Phileas Fogg, ainsi enlevé, sans avoir le temps de réfléchir, quitta sa chambre, quitta sa maison, sauta dans un cab, promit cent livres au cocher, et après avoir écrasé deux chiens et accroché cinq voitures, il arriva au Reform-Club.
L’horloge marquait huit heures quarante-cinq, quand il parut dans le grand salon…
Phileas Fogg avait accompli ce tour du monde en quatre-vingts jours !…
Phileas Fogg avait gagné son pari de vingt mille livres !
Et maintenant, comment un homme si exact, si méticuleux, avait-il pu commettre cette erreur de jour ? Comment se croyait-il au samedi soir, 21 décembre, quand il débarqua à Londres, alors qu’il n’était qu’au vendredi, 20 décembre, soixante-dix-neuf jours seulement après son départ ?
Voici la raison de cette erreur. Elle est fort simple.

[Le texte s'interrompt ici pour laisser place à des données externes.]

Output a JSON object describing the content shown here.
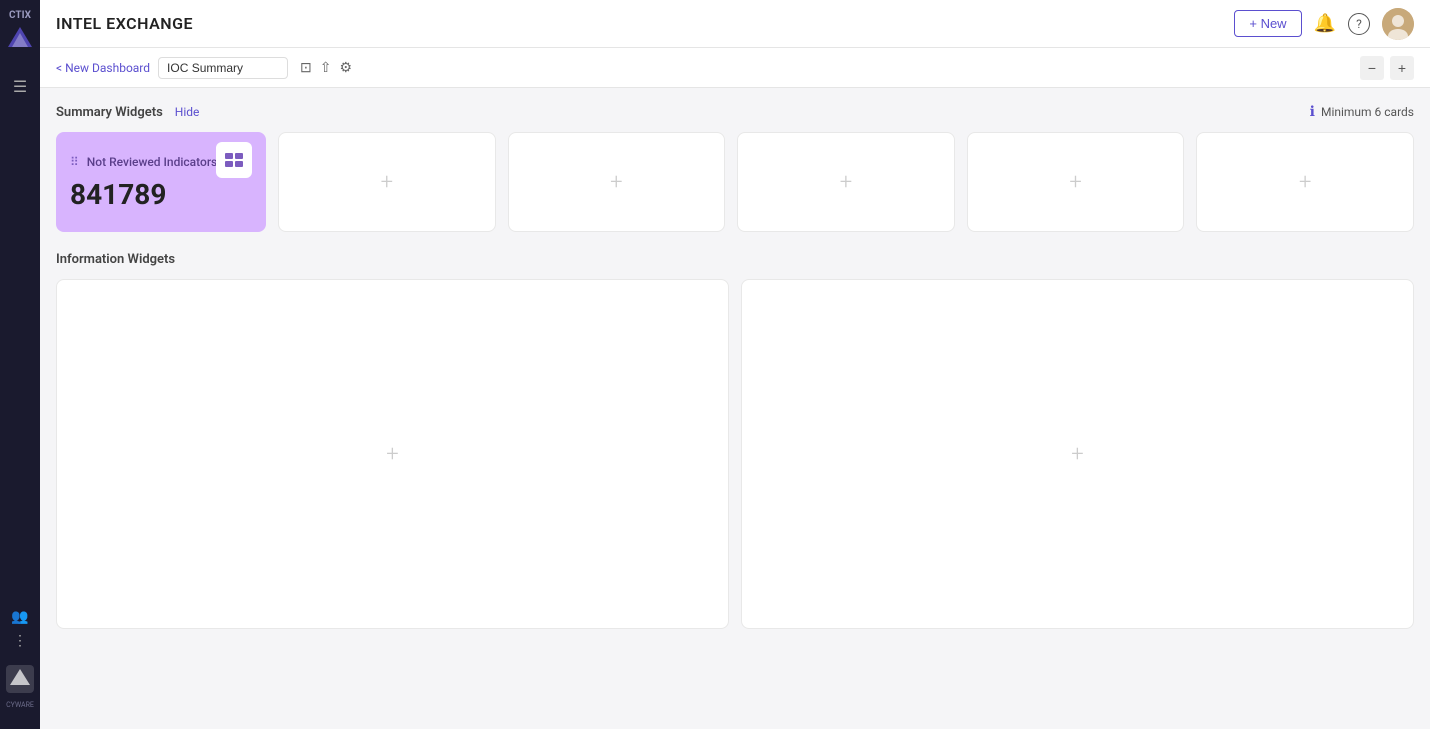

Phileas Fogg avait, ” sans s’en douter, ” gagné un jour sur son itinéraire, — et cela uniquement parce qu’il avait fait le tour du monde en allant vers l’est, et il eût, au contraire, perdu ce jour en allant en sens inverse, soit vers l’ouest.
En effet, en marchant vers l’est, Phileas Fogg allait au-devant du soleil, et, par conséquent les jours diminuaient pour lui d’autant de fois quatre minutes qu’il franchissait de degrés dans cette direction. Or, on compte trois cent soixante degrés sur la circonférence terrestre, et ces trois cent soixante degrés, multipliés par quatre minutes, donnent précisément vingt-quatre heures, — c’est-à-dire ce jour inconsciemment gagné. En d’autres termes, pendant que Phileas Fogg, marchant vers l’est, voyait le soleil passer quatre-vingts fois au méridien, ses collègues restés à Londres ne le voyaient passer que soixante-dix-neuf fois. C’est pourquoi, ce jour-là même, qui était le samedi et non le dimanche, comme le croyait Mr. Fogg, ceux-ci l’attendaient dans le salon du Reform-Club.
Et c’est ce que la fameuse montre de Passepartout — qui avait toujours conservé l’heure de Londres — eût constaté si, en même temps que les minutes et les heures, elle eût marqué les jours !
Phileas Fogg avait donc gagné les vingt mille livres. Mais comme il en avait dépensé en route environ dix-neuf mille, le résultat pécuniaire était médiocre. Toutefois, on l’a dit, l’excentrique gentleman n’avait, en ce pari, cherché que la lutte, non la fortune. Et même, les mille livres restant, il les partagea entre l’honnête Passepartout et le malheureux Fix, auquel il était incapable d’en vouloir. Seulement, et pour la régularité, il retint à son serviteur le prix des dix-neuf cent vingt heures de gaz dépensé par sa faute.
Ce soir-là même, Mr. Fogg, aussi impassible, aussi flegmatique, disait à Mrs. Aouda:
” Ce mariage vous convient-il toujours, madame ?
— Monsieur Fogg, répondit Mrs. Aouda, c’est à moi de vous faire cette question. Vous étiez ruiné, vous voici riche…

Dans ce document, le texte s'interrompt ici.